On going home again

11/17/17

‘Less’, a novel by Andrew Sean Greer, has an interesting passage I thought I’d share with you. A man, having left his older lover, realizes that while he has moved on, he always believed that the man he left behind hasn’t changed and is still right there waiting for him. ‘I hadn’t known that I assumed he would wait there forever in that white bed below his window. I hadn’t known I needed him there. Like a landmark, a pyramid-shaped stone or a cypress, that we assume will never move. So we can find our way home. And then, inevitably, one day—it’s gone. And we realize that we thought we were the only changing thing, the only variable, in the world; that the objects and people in our lives are there for our pleasure, like the playing pieces of a game, and cannot move of their own accord; that they are held in place by our need for them, by our love. How stupid.’

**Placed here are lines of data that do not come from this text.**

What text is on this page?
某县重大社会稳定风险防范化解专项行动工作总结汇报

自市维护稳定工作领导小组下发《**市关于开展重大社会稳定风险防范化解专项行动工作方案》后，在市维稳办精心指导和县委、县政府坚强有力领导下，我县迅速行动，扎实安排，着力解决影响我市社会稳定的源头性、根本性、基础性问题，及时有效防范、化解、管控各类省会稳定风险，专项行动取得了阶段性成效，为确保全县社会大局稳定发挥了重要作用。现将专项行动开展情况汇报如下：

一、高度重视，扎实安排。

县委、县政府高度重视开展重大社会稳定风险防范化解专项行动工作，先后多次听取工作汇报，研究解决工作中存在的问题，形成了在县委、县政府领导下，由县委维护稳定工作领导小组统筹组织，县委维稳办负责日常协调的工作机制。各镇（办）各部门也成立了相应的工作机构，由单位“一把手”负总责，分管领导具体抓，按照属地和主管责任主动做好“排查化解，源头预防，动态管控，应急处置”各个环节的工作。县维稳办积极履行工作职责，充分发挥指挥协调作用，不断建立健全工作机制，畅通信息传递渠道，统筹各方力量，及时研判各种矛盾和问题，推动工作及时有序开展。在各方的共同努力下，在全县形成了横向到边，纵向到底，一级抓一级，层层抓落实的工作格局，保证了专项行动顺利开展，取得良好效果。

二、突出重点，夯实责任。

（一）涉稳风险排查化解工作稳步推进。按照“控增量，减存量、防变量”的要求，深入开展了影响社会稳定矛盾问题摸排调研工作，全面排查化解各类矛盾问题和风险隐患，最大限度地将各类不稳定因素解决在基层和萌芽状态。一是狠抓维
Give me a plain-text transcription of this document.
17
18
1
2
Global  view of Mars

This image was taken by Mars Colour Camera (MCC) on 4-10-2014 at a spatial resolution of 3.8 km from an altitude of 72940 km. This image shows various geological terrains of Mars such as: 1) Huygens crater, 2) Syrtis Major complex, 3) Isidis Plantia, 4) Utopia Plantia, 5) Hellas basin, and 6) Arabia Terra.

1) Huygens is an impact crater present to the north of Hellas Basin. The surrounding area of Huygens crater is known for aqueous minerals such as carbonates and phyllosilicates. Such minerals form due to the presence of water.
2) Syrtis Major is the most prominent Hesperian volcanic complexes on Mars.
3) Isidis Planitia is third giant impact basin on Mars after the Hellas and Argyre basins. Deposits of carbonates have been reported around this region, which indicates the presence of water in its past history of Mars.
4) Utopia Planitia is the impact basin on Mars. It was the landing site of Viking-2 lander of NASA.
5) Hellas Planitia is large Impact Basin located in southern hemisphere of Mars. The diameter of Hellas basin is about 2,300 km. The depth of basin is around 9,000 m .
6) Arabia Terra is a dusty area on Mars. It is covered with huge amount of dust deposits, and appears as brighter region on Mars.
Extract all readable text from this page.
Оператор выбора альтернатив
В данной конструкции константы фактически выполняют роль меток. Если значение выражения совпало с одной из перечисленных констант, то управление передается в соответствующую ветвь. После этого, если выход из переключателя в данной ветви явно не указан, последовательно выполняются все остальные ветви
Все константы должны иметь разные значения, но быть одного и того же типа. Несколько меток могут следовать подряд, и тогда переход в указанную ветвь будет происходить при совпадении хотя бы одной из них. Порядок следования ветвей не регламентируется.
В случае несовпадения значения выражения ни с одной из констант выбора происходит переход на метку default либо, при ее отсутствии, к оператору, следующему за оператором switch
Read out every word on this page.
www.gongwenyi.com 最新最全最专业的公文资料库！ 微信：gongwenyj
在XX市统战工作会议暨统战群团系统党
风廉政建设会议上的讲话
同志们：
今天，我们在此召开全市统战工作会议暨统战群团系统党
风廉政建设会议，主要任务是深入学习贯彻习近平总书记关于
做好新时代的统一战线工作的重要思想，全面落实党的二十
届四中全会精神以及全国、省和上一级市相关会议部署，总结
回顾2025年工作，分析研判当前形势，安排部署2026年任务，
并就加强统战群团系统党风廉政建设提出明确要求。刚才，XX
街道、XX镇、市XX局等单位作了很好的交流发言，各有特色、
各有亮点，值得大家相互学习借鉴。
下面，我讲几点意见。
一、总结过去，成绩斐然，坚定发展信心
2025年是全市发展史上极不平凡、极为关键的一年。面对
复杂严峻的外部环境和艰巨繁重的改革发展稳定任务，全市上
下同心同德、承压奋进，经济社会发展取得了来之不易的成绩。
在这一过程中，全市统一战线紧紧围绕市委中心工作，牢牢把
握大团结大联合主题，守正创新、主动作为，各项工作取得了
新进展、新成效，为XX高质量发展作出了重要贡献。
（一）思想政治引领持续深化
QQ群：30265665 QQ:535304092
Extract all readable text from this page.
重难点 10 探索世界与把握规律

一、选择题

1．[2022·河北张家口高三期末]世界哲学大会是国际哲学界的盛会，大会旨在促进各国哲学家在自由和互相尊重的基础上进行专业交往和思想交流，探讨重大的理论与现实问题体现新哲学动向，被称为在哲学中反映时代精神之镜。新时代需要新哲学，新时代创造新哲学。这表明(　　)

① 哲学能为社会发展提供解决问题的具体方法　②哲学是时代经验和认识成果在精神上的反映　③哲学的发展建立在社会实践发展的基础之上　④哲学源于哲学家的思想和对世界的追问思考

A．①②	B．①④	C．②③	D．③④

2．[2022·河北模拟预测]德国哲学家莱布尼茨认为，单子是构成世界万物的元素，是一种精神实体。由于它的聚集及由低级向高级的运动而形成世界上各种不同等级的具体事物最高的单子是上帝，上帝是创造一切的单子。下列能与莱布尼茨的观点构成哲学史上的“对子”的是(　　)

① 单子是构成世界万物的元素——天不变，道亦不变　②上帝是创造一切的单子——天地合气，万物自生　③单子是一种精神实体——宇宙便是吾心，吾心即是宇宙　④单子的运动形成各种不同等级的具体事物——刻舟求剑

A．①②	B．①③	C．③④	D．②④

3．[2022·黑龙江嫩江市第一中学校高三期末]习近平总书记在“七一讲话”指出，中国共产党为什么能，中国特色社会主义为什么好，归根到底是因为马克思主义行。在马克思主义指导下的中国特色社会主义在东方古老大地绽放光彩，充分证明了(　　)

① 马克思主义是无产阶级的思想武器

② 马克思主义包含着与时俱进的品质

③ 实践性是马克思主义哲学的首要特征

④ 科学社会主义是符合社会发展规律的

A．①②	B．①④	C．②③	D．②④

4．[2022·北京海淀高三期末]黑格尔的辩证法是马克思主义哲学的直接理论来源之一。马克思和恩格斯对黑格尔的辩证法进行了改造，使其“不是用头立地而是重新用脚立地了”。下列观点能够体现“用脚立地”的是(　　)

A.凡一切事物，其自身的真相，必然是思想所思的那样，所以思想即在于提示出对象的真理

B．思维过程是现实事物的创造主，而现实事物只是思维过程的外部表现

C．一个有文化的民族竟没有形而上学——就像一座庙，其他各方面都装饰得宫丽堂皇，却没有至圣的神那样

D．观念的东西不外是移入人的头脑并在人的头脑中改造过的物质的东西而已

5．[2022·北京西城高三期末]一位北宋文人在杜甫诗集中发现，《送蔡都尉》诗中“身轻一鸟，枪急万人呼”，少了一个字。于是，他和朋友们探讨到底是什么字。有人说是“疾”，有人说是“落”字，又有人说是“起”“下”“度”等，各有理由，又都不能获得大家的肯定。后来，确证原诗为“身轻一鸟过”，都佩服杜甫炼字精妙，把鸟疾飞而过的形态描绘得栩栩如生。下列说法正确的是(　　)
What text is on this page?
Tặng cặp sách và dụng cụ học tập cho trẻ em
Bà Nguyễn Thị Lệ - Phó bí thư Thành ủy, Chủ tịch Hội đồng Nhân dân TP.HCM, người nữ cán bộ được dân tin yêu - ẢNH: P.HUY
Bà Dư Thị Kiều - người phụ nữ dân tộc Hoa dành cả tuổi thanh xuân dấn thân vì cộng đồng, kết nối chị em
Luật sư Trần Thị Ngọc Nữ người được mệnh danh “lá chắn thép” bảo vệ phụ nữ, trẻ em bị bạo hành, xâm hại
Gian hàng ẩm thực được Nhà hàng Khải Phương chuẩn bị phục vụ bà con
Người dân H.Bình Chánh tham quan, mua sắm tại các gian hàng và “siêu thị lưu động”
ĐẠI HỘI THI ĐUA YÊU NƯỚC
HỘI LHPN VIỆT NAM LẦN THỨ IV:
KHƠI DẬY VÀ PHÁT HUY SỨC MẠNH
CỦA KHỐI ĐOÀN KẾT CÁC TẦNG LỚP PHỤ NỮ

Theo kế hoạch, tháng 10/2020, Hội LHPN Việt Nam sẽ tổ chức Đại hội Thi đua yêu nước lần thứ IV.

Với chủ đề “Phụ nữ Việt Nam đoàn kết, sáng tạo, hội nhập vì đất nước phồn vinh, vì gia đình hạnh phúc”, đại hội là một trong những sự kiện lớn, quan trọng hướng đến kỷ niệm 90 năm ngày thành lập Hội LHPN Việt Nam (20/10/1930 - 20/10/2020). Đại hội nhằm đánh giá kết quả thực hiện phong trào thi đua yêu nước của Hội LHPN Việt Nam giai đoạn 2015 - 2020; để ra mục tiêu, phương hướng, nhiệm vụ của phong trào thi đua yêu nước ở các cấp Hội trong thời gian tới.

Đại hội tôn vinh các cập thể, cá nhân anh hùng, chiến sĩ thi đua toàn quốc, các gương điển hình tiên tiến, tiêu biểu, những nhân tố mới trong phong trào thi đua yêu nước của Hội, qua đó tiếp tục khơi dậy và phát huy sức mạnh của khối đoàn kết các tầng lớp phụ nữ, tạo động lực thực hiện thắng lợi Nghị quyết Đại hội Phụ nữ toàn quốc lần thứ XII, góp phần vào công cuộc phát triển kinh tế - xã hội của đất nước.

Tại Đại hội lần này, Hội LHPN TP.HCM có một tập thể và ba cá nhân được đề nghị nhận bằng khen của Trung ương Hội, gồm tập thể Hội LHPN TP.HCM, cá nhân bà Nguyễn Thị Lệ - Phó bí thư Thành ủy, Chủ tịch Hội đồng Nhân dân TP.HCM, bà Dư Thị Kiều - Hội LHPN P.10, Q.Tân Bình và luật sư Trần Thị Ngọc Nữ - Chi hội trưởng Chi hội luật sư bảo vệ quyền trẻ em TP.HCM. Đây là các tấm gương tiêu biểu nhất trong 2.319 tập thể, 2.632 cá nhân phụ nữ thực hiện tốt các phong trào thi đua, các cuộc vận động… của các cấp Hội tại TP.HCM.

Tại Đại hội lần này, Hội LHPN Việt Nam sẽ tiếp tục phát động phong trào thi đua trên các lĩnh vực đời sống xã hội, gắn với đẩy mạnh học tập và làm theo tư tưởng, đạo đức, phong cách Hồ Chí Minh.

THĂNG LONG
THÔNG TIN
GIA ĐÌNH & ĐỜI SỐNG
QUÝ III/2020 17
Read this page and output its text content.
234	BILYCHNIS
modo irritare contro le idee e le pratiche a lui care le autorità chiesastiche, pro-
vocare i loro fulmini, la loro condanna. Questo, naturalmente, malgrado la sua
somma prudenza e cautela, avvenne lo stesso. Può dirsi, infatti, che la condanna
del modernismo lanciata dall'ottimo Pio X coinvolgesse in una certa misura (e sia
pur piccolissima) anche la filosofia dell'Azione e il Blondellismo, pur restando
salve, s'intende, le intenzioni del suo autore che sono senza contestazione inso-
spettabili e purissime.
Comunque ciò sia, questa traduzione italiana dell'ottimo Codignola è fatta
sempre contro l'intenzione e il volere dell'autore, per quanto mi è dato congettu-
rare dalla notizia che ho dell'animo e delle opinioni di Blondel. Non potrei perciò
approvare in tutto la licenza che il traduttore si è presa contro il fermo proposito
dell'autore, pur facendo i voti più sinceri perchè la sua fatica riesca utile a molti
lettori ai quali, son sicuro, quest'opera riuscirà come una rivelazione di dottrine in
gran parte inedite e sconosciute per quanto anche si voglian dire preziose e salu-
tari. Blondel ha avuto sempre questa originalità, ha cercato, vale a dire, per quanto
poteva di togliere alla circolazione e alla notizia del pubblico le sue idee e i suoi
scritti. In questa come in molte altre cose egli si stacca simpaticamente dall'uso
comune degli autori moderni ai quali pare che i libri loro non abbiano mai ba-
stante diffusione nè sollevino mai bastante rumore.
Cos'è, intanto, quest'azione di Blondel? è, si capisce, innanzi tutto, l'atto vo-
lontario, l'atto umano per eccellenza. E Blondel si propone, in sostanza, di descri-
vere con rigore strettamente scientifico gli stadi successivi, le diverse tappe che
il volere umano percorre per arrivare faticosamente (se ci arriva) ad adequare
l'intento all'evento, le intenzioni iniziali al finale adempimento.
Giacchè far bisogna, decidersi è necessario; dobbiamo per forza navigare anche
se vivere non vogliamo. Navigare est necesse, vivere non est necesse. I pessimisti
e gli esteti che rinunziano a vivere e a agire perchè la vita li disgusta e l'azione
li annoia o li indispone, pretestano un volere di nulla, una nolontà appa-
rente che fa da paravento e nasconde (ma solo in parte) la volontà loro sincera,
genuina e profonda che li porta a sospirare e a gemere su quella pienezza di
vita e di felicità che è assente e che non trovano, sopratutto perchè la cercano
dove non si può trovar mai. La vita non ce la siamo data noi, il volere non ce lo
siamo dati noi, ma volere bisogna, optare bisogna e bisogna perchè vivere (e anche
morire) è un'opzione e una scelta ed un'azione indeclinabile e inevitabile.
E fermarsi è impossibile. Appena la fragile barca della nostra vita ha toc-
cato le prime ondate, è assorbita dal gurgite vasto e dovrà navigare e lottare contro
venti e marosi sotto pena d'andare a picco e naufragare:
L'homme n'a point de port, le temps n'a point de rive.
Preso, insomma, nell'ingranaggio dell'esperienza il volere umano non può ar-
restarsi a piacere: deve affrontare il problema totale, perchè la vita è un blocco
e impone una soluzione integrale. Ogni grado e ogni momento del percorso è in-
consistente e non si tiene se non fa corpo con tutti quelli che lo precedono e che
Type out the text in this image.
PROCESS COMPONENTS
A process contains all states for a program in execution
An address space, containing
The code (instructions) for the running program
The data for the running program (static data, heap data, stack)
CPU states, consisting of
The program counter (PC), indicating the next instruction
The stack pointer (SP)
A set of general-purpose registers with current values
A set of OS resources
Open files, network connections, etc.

I thought this was interestng, as it’s an experience many of us have.  If we close a door and move on to something else, there’s a tendency to imagine that the places and people we no longer see are in a kind of time warp, unchanging, while we go on to other things.  It can be a disconcerting surprise, then to discover that they, like you, have continued to change, and likely are no longer as we remember them.  Home is a moving target.  A cherished childhood house has new occupants. A person we left behind has gone on to have their own experiences.  It makes you realize that ‘home’ is a memory inside you, not a place or person, now undoubtedly changed. But it’s still possible to get comfort from the memory of home.